FIGS. 1 to 3 relate to Embodiment 1 of the present invention. FIG. 1 is a diagram showing the overall configuration of the air conditioner, and FIG. 2 is a side schematically showing the internal configuration of the indoor unit of the air conditioner. FIG. 3 is a block diagram showing a configuration of a control system of the air conditioner.

  As shown in FIG. 1, the air conditioner includes an indoor unit 10 and an outdoor unit 20. The indoor unit 10 is installed inside a room that is subject to air conditioning. The outdoor unit 20 is installed outside the room. The indoor unit 10 includes an indoor unit heat exchanger 11 and an indoor unit fan 12. The outdoor unit 20 includes an outdoor unit heat exchanger 21 and an outdoor unit fan 22. The indoor unit 10 and the outdoor unit 20 are connected by a refrigerant pipe 23. The refrigerant pipe 23 is circulated between the indoor unit heat exchanger 11 and the outdoor unit heat exchanger 21. A refrigerant is sealed in the refrigerant pipe 23.

  From the viewpoint of protecting the global environment, it is desirable to use a refrigerant with a small global warming potential (GWP) as the refrigerant sealed in the refrigerant pipe 23. Moreover, the refrigerant | coolant enclosed in the refrigerant | coolant piping 23 is combustible. This refrigerant has a higher average molecular weight than air. That is, the refrigerant has a higher density than air and is heavier than air at atmospheric pressure. Therefore, the refrigerant has the property of sinking downward in the direction of gravity in the air.

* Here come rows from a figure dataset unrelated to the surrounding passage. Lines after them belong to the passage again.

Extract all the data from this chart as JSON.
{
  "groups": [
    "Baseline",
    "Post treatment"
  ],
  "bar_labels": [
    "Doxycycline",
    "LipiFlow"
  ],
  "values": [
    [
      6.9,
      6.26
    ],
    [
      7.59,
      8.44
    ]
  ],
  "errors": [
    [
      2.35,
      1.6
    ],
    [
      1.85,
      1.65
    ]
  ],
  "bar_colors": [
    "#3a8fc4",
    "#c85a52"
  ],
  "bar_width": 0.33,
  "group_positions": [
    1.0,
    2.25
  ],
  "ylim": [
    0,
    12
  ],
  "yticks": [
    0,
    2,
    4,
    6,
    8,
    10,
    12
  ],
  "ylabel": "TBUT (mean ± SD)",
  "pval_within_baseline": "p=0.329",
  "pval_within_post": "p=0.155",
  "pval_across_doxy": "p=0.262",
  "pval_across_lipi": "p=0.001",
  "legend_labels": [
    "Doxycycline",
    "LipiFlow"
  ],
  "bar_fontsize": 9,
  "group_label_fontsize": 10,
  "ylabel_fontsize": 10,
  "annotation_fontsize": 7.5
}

  Specific examples of such a refrigerant include tetrafluoropropene (CF3CF = CH2: HFO-1234yf), difluoromethane (CH2F2: R32), propane (R290), propylene (R1270), ethane (R170), and butane (R600). ), Isobutane (R600a), 1.1.1.2-tetrafluoroethane (C2H2F4: R134a), pentafluoroethane (C2HF5: R125), 1.3.3.3-tetrafluoro-1-propene (CF3- (CH = CHF: HFO-1234ze) etc. (mixed) refrigerant | coolant which consists of 1 or more refrigerant | coolants chosen from etc. can be used.

  The refrigerant pipe 23 on one side of the refrigerant circulation path between the indoor unit heat exchanger 11 and the outdoor unit heat exchanger 21 is provided with a compressor 25 via a four-way valve 24. The compressor 25 is a device that compresses the supplied refrigerant to increase the pressure and temperature of the refrigerant. As the compressor 25, for example, a rotary compressor or a scroll compressor can be used. An expansion valve 26 is provided in the refrigerant pipe 23 on the other side of the circulation path. The expansion valve 26 expands the flowing refrigerant and reduces the pressure of the refrigerant. The four-way valve 24, the compressor 25, and the expansion valve 26 are provided in the outdoor unit 20.

  The refrigerant pipe 23 on the indoor unit 10 side and the refrigerant pipe 23 on the outdoor unit 20 side are connected via a metal connection part such as a joint. Specifically, the indoor metal connection portion 13 is provided in the refrigerant pipe 23 of the indoor unit 10. An outdoor metal connection 27 is provided in the refrigerant pipe 23 of the outdoor unit 20. The refrigerant pipe 23 on the indoor unit 10 side and the refrigerant pipe 23 on the outdoor unit 20 side are connected via a refrigerant pipe 23 between the indoor metal connection part 13 and the outdoor metal connection part 27 to form a refrigerant circulation path. Is done.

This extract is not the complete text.